— Я вовсе не желаю вмешиваться в твои дела, — говорит. — Я знаю, тебе не дали тех возможностей, какими пользовался Квентин. Но ведь и у матери твоей жизнь сложилась несчастливо, и если вдруг она придет сюда ко мне и спросит, что понудило тебя выйти из дела, то мне придется рассказать ей. И не из-за той тысчонки, ты сам знаешь. Но — что на деле, то и в отчетности должно быть, иначе далеко не уедешь. И лгать я никому не стану, ради себя ли самого или чтобы другого покрывать.

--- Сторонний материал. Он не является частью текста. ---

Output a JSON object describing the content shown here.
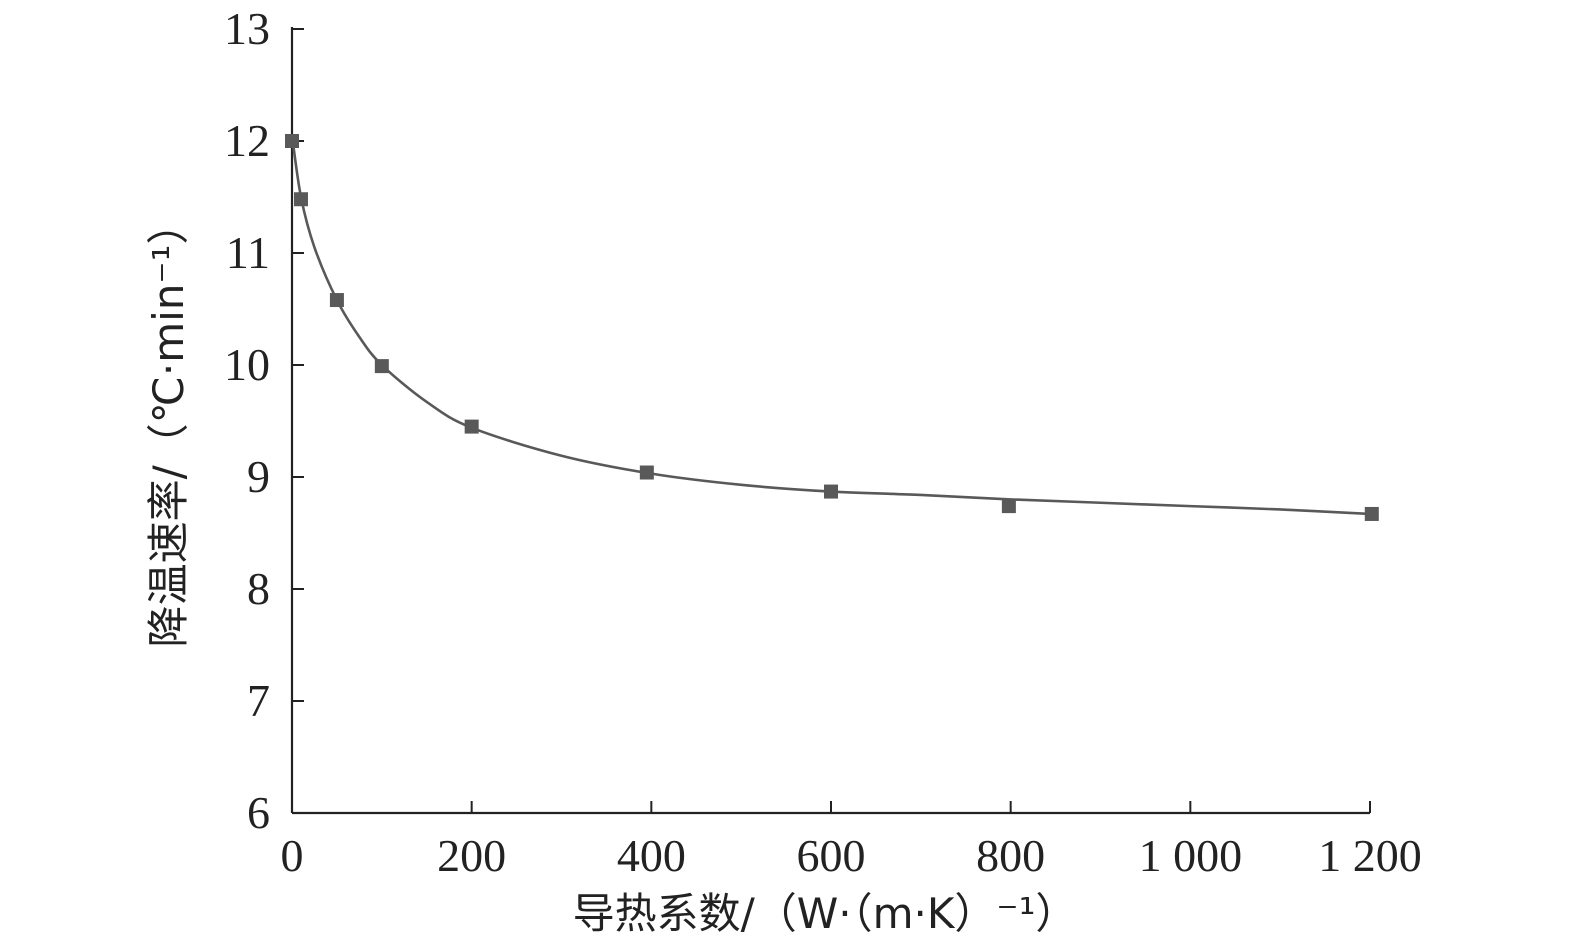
{
  "chart_data": {
    "type": "scatter",
    "title": "",
    "xlabel": "导热系数/（W·（m·K）⁻¹）",
    "ylabel": "降温速率/（℃·min⁻¹）",
    "xlim": [
      0,
      1200
    ],
    "ylim": [
      6,
      13
    ],
    "x_ticks": [
      {
        "value": 0,
        "label": "0"
      },
      {
        "value": 200,
        "label": "200"
      },
      {
        "value": 400,
        "label": "400"
      },
      {
        "value": 600,
        "label": "600"
      },
      {
        "value": 800,
        "label": "800"
      },
      {
        "value": 1000,
        "label": "1 000"
      },
      {
        "value": 1200,
        "label": "1 200"
      }
    ],
    "y_ticks": [
      {
        "value": 6,
        "label": "6"
      },
      {
        "value": 7,
        "label": "7"
      },
      {
        "value": 8,
        "label": "8"
      },
      {
        "value": 9,
        "label": "9"
      },
      {
        "value": 10,
        "label": "10"
      },
      {
        "value": 11,
        "label": "11"
      },
      {
        "value": 12,
        "label": "12"
      },
      {
        "value": 13,
        "label": "13"
      }
    ],
    "grid": false,
    "legend": "none",
    "series": [
      {
        "marker": "square",
        "color": "#595959",
        "points": [
          {
            "x": 0,
            "y": 12.0
          },
          {
            "x": 10,
            "y": 11.48
          },
          {
            "x": 50,
            "y": 10.58
          },
          {
            "x": 100,
            "y": 9.99
          },
          {
            "x": 200,
            "y": 9.45
          },
          {
            "x": 395,
            "y": 9.04
          },
          {
            "x": 600,
            "y": 8.87
          },
          {
            "x": 798,
            "y": 8.74
          },
          {
            "x": 1202,
            "y": 8.67
          }
        ],
        "trendline": {
          "color": "#595959",
          "points": [
            {
              "x": 0,
              "y": 12.05
            },
            {
              "x": 10,
              "y": 11.5
            },
            {
              "x": 25,
              "y": 11.05
            },
            {
              "x": 50,
              "y": 10.58
            },
            {
              "x": 75,
              "y": 10.25
            },
            {
              "x": 100,
              "y": 10.0
            },
            {
              "x": 150,
              "y": 9.67
            },
            {
              "x": 200,
              "y": 9.44
            },
            {
              "x": 300,
              "y": 9.19
            },
            {
              "x": 400,
              "y": 9.03
            },
            {
              "x": 500,
              "y": 8.93
            },
            {
              "x": 600,
              "y": 8.87
            },
            {
              "x": 700,
              "y": 8.84
            },
            {
              "x": 800,
              "y": 8.8
            },
            {
              "x": 900,
              "y": 8.77
            },
            {
              "x": 1000,
              "y": 8.74
            },
            {
              "x": 1100,
              "y": 8.71
            },
            {
              "x": 1200,
              "y": 8.67
            }
          ]
        }
      }
    ],
    "colors": {
      "axis": "#222222",
      "text": "#222222",
      "marker": "#595959",
      "line": "#595959"
    }
  }
}
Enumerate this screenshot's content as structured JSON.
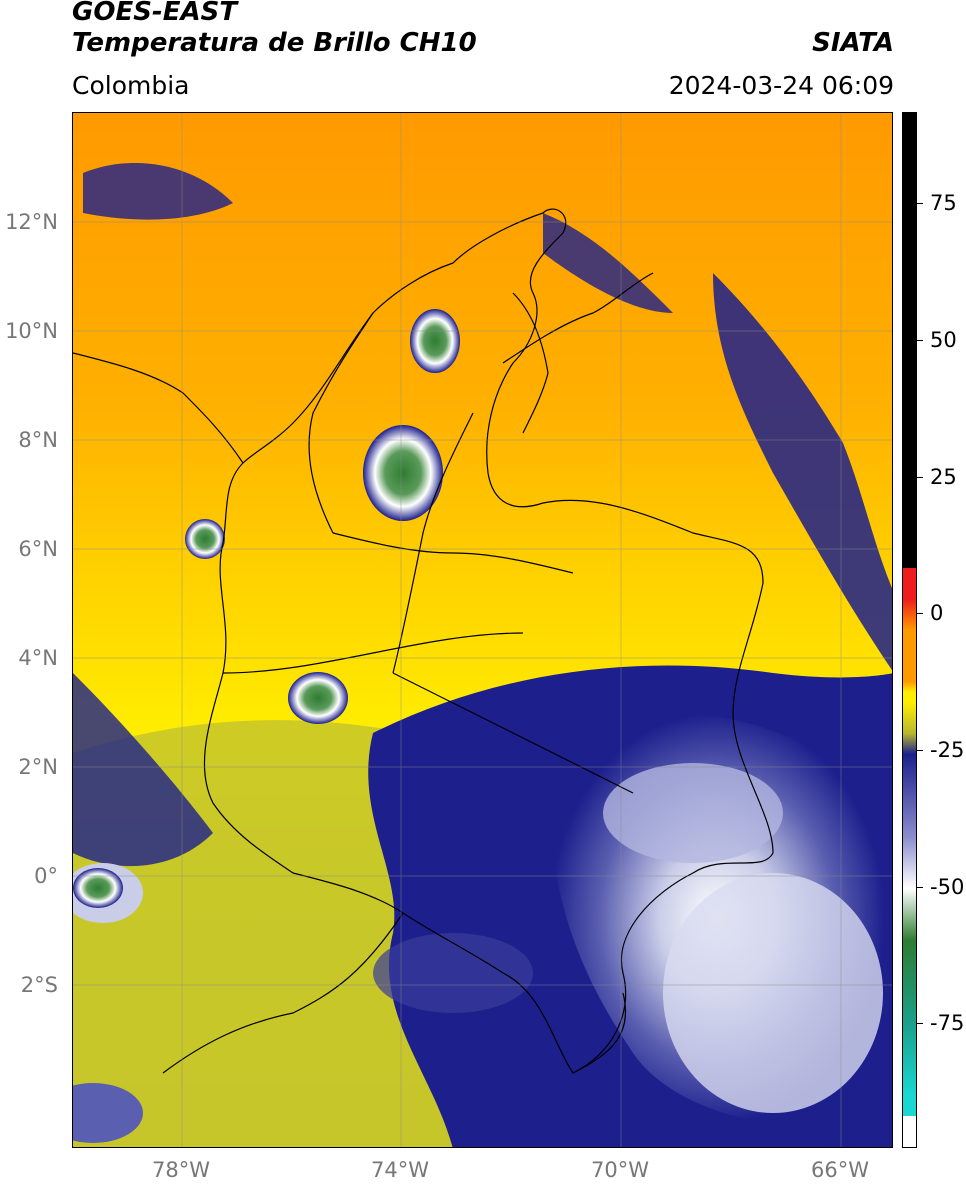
{
  "header": {
    "title_line1": "GOES-EAST",
    "title_line2": "Temperatura de Brillo CH10",
    "brand": "SIATA",
    "region": "Colombia",
    "datetime": "2024-03-24 06:09"
  },
  "map": {
    "lat_labels": [
      "12°N",
      "10°N",
      "8°N",
      "6°N",
      "4°N",
      "2°N",
      "0°",
      "2°S"
    ],
    "lon_labels": [
      "78°W",
      "74°W",
      "70°W",
      "66°W"
    ],
    "lat_range": [
      -5,
      14
    ],
    "lon_range": [
      -80,
      -64.9
    ]
  },
  "colorbar": {
    "labels": [
      "75",
      "50",
      "25",
      "0",
      "-25",
      "-50",
      "-75"
    ],
    "values": [
      75,
      50,
      25,
      0,
      -25,
      -50,
      -75
    ],
    "range": [
      -100,
      90
    ],
    "colors": {
      "black": "#000000",
      "red": "#ee1c1c",
      "orange": "#ff9900",
      "yellow": "#ffee00",
      "olive": "#b8b830",
      "navy": "#1c1f8c",
      "white": "#ffffff",
      "green": "#2e7d32",
      "cyan": "#1ad7d2"
    }
  }
}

— Ну что ж, — говорю. — Видно, эта ваша совесть ценнее меня как приказчик, поскольку она не отлучается домой обедать. Но поститься я пока не собираюсь, — говорю, потому что разве можно что-нибудь обделать более-менее гладко, когда у тебя на шее эта чертова семейка, а мамаша и ее и всех их распустила окончательно, только знает, как в тот раз: увидела, что один из тех целует Кэдди, и назавтра весь день проходила в черных платье и вуали, и даже отец от нее не мог добиться ничего, кроме плача и причитаний, что ее доченька умерла: а Кэдди всего пятнадцать лет было, и если тогда уже траур, то что же через три года — власяницу или из наждачной бумаги чего-нибудь? По-вашему, говорю, я могу допустить, чтоб она бегала по улицам с каждым заезжим коммивояжером и чтоб они потом своим приятелям на всех дорогах сообщали, что когда заедешь в Джефферсон, то есть там одна на все готовая. Хоть я человек и не гордый, не до гордости тут, когда приходится кормить полную кухню нигеров и лишать джексонский сумасшедший дом главной его звезды и украшения. Голубая, говорю, кровь, губернаторы и генералы. Это еще жутко повезло, что у нас в роду не было королей и президентов, а то мы бы все теперь в Джексоне за мотылечками гонялись. Было бы, говорю, достаточно скверно, если б я ее с кем прижил, но хоть знал бы, что она просто незаконная, а теперь сам господь бог вряд ли точно знает, кто она такая.
Немного погодя слышу: оркестр заиграл, и покупателей как ветром сдуло. Все поголовно — туда, в балаган. Торгуются из-за двадцатицентового ремешка, чтоб зажать пятнадцать центов и отдать их потом банде приезжих янки, которые за весь грабеж уплатят городу каких-то десять долларов. Я вышел на задний двор.
— Ну, — говорю, — при таких темпах ты смотри, как бы этот болт не врос тебе в руку. А тогда придется мне его вырубать оттуда топором. Пока ты с культиваторами возишься, сев пройдет, чем тогда прикажешь долгоносику питаться — шалфеем?
— А здорово ихние трубы гремят, — мне старикашка Джоб в ответ. — Говорят, там у них есть один, играет на пиле. Прямо как на банджо.
— Это ладно, — говорю. — А вот известно ли тебе, сколько эти ловкачи потратят денег у нас в городе? Десять долларов, — говорю. — Те самые десять долларов, что сейчас уже у Бака Тэрпина в кармане.
— А за что мистер Бак взял с них десять долларов? — спрашивает.
— За право давать здесь свои представления, — говорю. — А что они протратят сверх этой десятки, то поместится у тебя в ухе.
— То есть они нам представляют и они же еще платят десять долларов?
— Всего-навсего, — говорю. — А сколько, по-твоему, они…
— Надо же такое, — говорит. — Значит, с них еще и деньги дерут, а иначе представлять не дадут? Да я бы им за то одно дал десять долларов, чтоб поглядеть, как он там на пиле играет. Так что завтра утром я им еще останусь должен девять долларов и семьдесят пять центов.
И после этого какой-нибудь паршивый северянин будет вам морочить голову, что неграм надо вперед продвигаться. Ладно, я скажу, давай двигай их вперед. Двигай отсюда с ними, чтоб и духу их южнее Луисвилла не осталось. Я ему толкую, что за сегодня и за субботу они облапошат наш округ минимум на тысячу долларов и поминай как звали, а он мне отвечает:
— И на здоровье. Мне моего четвертака для них не жалко.
— Кой там черт четвертак, — говорю. — Как будто на этом конец. Ты приплюсуй-ка сюда десять-пятнадцать центов, что ты им выложишь за несчастную двухцентовую пачечку конфет. И еще приплюсуй время, что ты сейчас ухлопываешь, слушая этот оркестр.
— Спорить не стану, — говорит. — Однако если доживу до вечера, то они отсюда увезут еще и мои четверть доллара, это как пить дать.
— Ну, и дурак дураком будешь, — говорю.
— Что ж, — говорит, — и против этого спорить не стану. Только если б дураков в тюрьму сажали, то не все бы арестанты были негры.